- Banks using record-low rates to prop up struggling companies
- Maersk CEO says cheap money hampering industry consolidation
The owner of the world’s biggest shipping line says negative interest rates are hurting the industry by delaying the consolidation wave so badly needed.
The monetary policy environment “means that consolidation will be much slower because it’s easy for banks to keep weak shipping companies above water,” Nils Smedegaard Andersen, chief executive officer of A.P. Moeller-Maersk A/S, said in an interview.
It’s the latest example of how negative interest rates are distorting markets and potentially even slowing growth. The policy has so far had limited success in reviving inflation while money managers in countries with negative rates are warning of the risk of asset price bubbles. With the unintended consequences potentially including a slower global shipping recovery, questions as to the policy’s efficacy are bound to persist.
“Politicians aren’t making the reforms that are needed and are leaving it to the monetary policy makers to solve the economic problems that many countries face with low competitiveness and low investment levels,” Andersen said.

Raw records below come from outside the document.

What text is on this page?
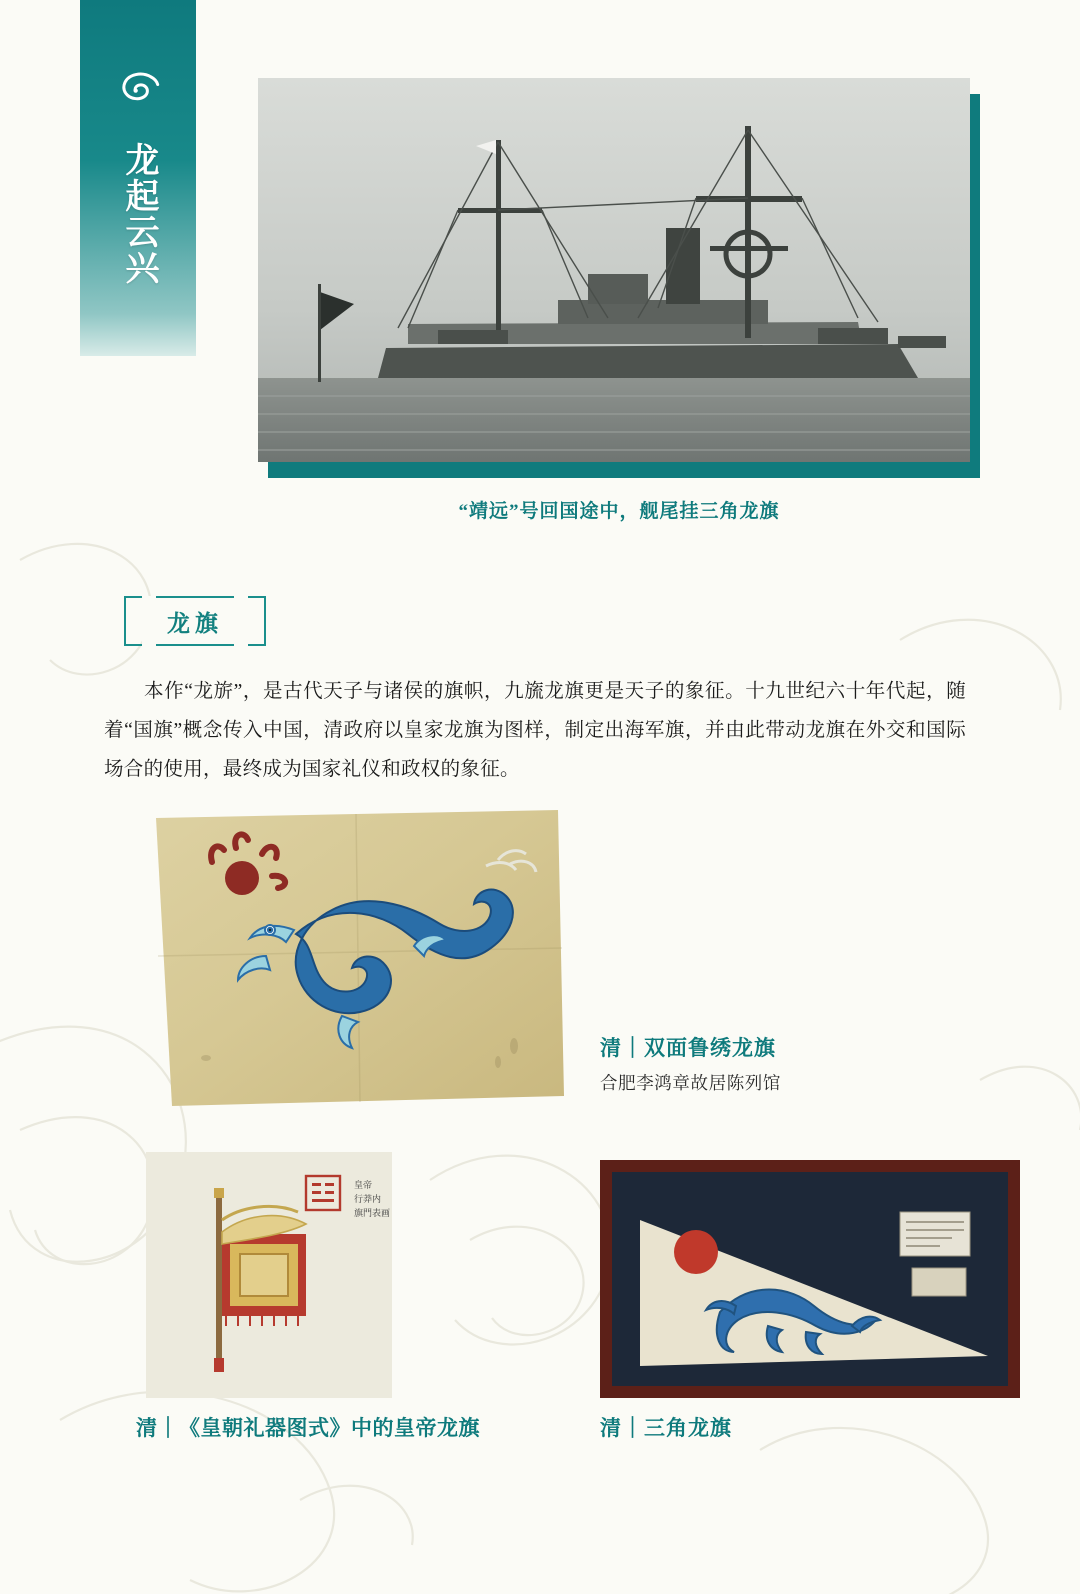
龙起云兴
“靖远”号回国途中，舰尾挂三角龙旗
龙旗
本作“龙旂”，是古代天子与诸侯的旗帜，九旒龙旗更是天子的象征。十九世纪六十年代起，随着“国旗”概念传入中国，清政府以皇家龙旗为图样，制定出海军旗，并由此带动龙旗在外交和国际场合的使用，最终成为国家礼仪和政权的象征。
清｜双面鲁绣龙旗
合肥李鸿章故居陈列馆
皇帝
行莽内
旗門表画
清｜《皇朝礼器图式》中的皇帝龙旗	清｜三角龙旗
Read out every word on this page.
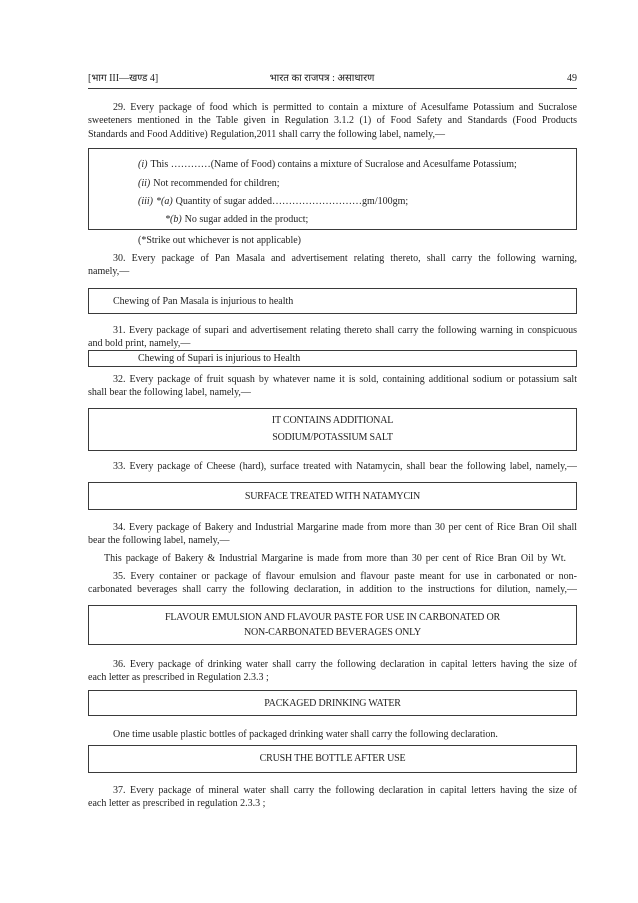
[भाग III—खण्ड 4]	भारत का राजपत्र : असाधारण	49
29. Every package of food which is permitted to contain a mixture of Acesulfame Potassium and Sucralose
sweeteners mentioned in the Table given in Regulation 3.1.2 (1) of Food Safety and Standards (Food Products
Standards and Food Additive) Regulation,2011 shall carry the following label, namely,—
(i) This …………(Name of Food) contains a mixture of Sucralose and Acesulfame Potassium;
(ii) Not recommended for children;
(iii) *(a) Quantity of sugar added………………………gm/100gm;
*(b) No sugar added in the product;
(*Strike out whichever is not applicable)
30. Every package of Pan Masala and advertisement relating thereto, shall carry the following warning,
namely,—
Chewing of Pan Masala is injurious to health
31. Every package of supari and advertisement relating thereto shall carry the following warning in conspicuous
and bold print, namely,—
Chewing of Supari is injurious to Health
32. Every package of fruit squash by whatever name it is sold, containing additional sodium or potassium salt
shall bear the following label, namely,—
IT CONTAINS ADDITIONAL
SODIUM/POTASSIUM SALT
33. Every package of Cheese (hard), surface treated with Natamycin, shall bear the following label, namely,—
SURFACE TREATED WITH NATAMYCIN
34. Every package of Bakery and Industrial Margarine made from more than 30 per cent of Rice Bran Oil shall
bear the following label, namely,—
This package of Bakery & Industrial Margarine is made from more than 30 per cent of Rice Bran Oil by Wt.
35. Every container or package of flavour emulsion and flavour paste meant for use in carbonated or non-
carbonated beverages shall carry the following declaration, in addition to the instructions for dilution, namely,—
FLAVOUR EMULSION AND FLAVOUR PASTE FOR USE IN CARBONATED OR
NON-CARBONATED BEVERAGES ONLY
36. Every package of drinking water shall carry the following declaration in capital letters having the size of
each letter as prescribed in Regulation 2.3.3 ;
PACKAGED DRINKING WATER
One time usable plastic bottles of packaged drinking water shall carry the following declaration.
CRUSH THE BOTTLE AFTER USE
37. Every package of mineral water shall carry the following declaration in capital letters having the size of
each letter as prescribed in regulation 2.3.3 ;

A reliance on cheap finance in container shipping has led to “many negative effects,” he said.
The shipping industry doesn’t have the buffers to deal with more hurdles. Container lines are “staring at a terrible 2016,” with a slowdown in global trade volumes, low freight rates and overcapacity, Drewry Maritime Equity Research said in a report last month. It estimates the industry will lose $6 billion this year.
Hanjin Shipping Co., South Korea’s biggest container carrier and the world’s no. 8, is in the middle of a debt restructuring. Its banks on Wednesday agreed on the terms on condition that all creditors, including corporate bond holders, join the plan.

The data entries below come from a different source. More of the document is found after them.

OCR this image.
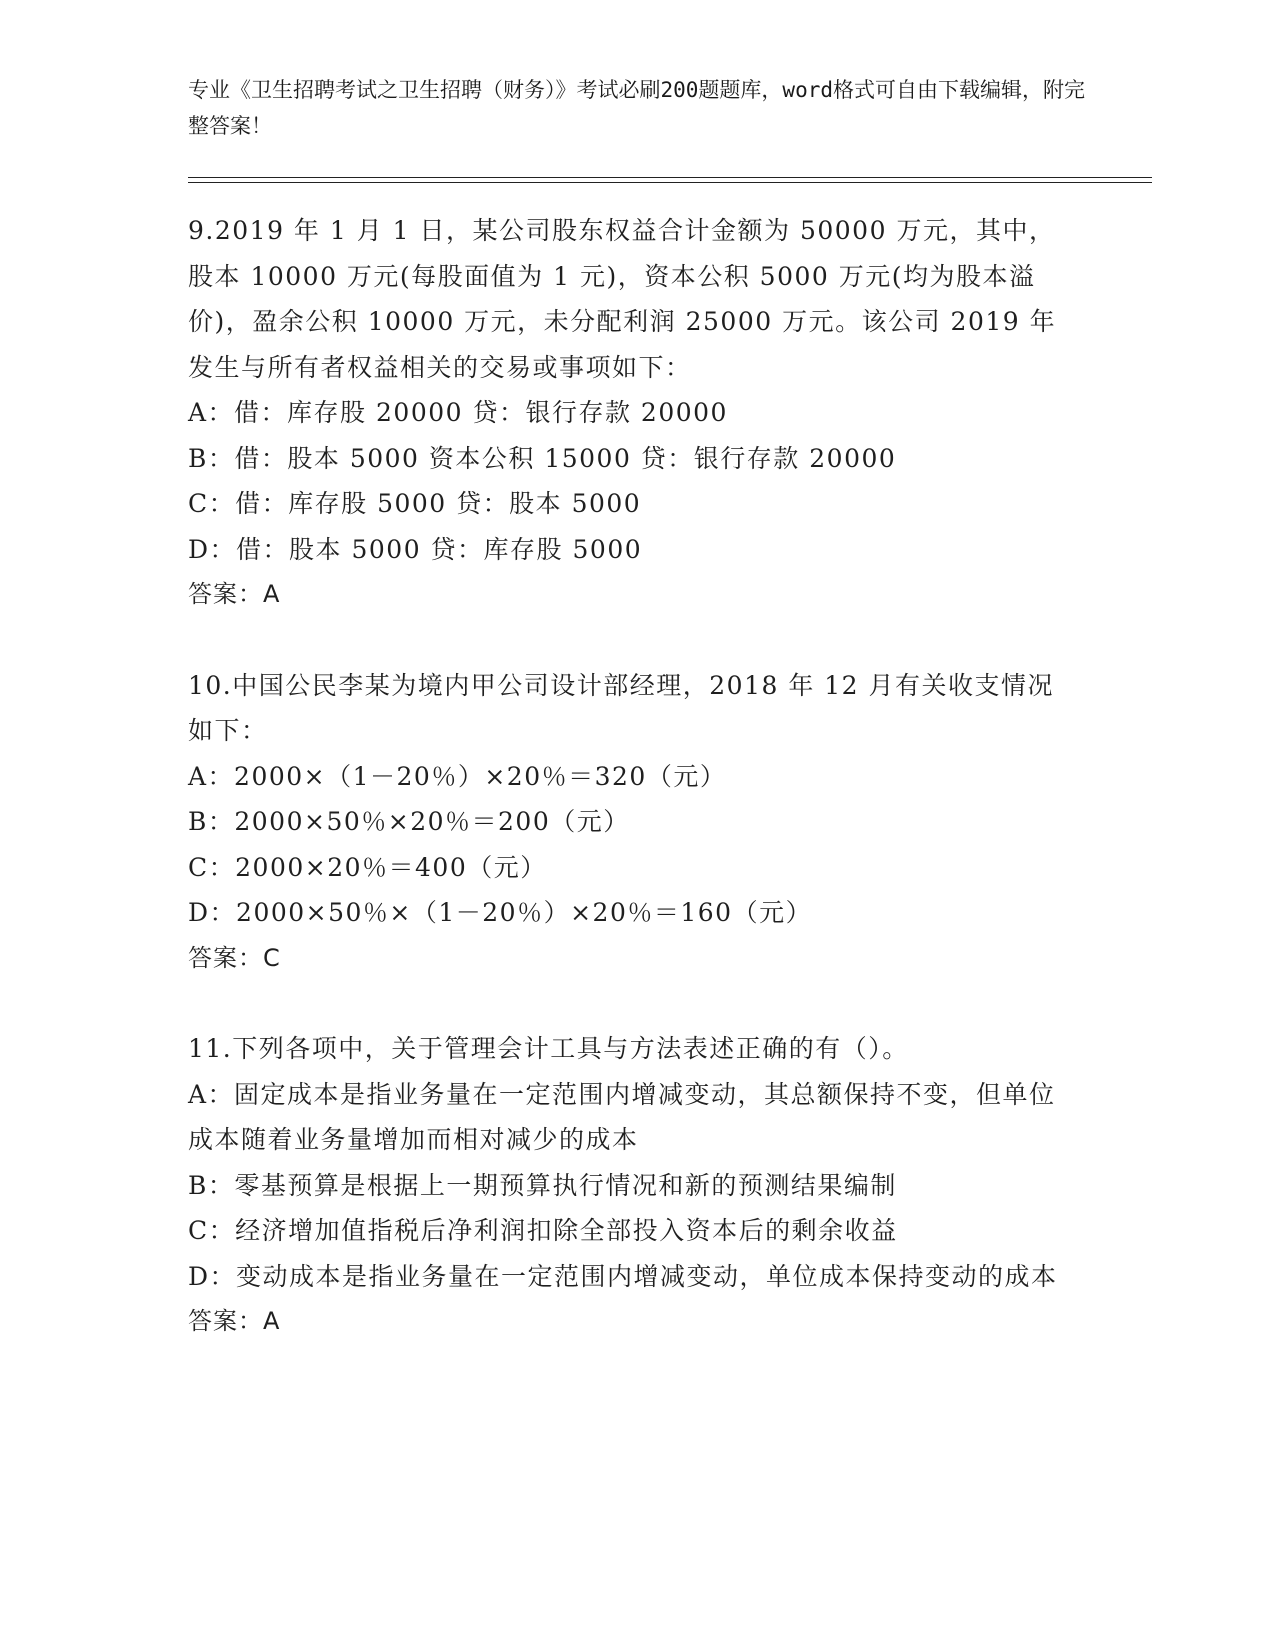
专业《卫生招聘考试之卫生招聘（财务）》考试必刷200题题库，word格式可自由下载编辑，附完整答案！

9.2019 年 1 月 1 日，某公司股东权益合计金额为 50000 万元，其中，股本 10000 万元(每股面值为 1 元)，资本公积 5000 万元(均为股本溢价)，盈余公积 10000 万元，未分配利润 25000 万元。该公司 2019 年发生与所有者权益相关的交易或事项如下：

A：借：库存股 20000 贷：银行存款 20000

B：借：股本 5000 资本公积 15000 贷：银行存款 20000

C：借：库存股 5000 贷：股本 5000

D：借：股本 5000 贷：库存股 5000

答案：A

10.中国公民李某为境内甲公司设计部经理，2018 年 12 月有关收支情况如下：

A：2000×（1－20％）×20％＝320（元）

B：2000×50％×20％＝200（元）

C：2000×20％＝400（元）

D：2000×50％×（1－20％）×20％＝160（元）

答案：C

11.下列各项中，关于管理会计工具与方法表述正确的有（）。

A：固定成本是指业务量在一定范围内增减变动，其总额保持不变，但单位成本随着业务量增加而相对减少的成本

B：零基预算是根据上一期预算执行情况和新的预测结果编制

C：经济增加值指税后净利润扣除全部投入资本后的剩余收益

D：变动成本是指业务量在一定范围内增减变动，单位成本保持变动的成本

答案：A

Global shipping lines are increasingly forming alliances to help cut costs and underpin freight rates. Last month, CMA CGM SA and three other major lines signed a preliminary agreement to form a new group called Ocean Alliance, which could become the second biggest after Maersk Line’s partnership with Mediterranean Shipping Co.

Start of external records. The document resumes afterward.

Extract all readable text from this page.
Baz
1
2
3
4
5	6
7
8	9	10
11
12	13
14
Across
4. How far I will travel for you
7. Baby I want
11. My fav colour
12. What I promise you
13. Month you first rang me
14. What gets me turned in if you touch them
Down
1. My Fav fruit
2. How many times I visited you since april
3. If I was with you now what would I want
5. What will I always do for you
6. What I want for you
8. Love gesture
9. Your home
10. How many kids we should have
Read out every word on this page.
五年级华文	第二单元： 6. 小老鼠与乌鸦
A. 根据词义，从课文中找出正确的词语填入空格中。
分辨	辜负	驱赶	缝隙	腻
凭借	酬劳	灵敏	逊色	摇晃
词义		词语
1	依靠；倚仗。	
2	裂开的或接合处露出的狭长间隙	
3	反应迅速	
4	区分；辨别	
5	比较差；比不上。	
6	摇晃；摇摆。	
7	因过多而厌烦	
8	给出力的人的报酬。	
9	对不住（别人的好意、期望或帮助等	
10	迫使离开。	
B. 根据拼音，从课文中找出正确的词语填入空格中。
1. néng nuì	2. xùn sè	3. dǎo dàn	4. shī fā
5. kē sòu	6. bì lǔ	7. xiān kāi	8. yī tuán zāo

“We’re satisfied with our current position within our alliance,” Andersen said.
“But if a container line were to come up for sale -- with the right profile and also at the right price -- we would consider it. We are, after all, businessmen.”
Meanwhile, the era of extreme monetary stimulus looks set to continue. A growing number of central banks from Sweden to Japan have resorted to negative interest rates in an effort to revive lending and growth. Maersk’s home-country of Denmark has the world record in negative rates after hovering below zero for the better part of four years.
“The negative interest rates are unhealthy symptoms and can lead to bubbles,” Andersen said.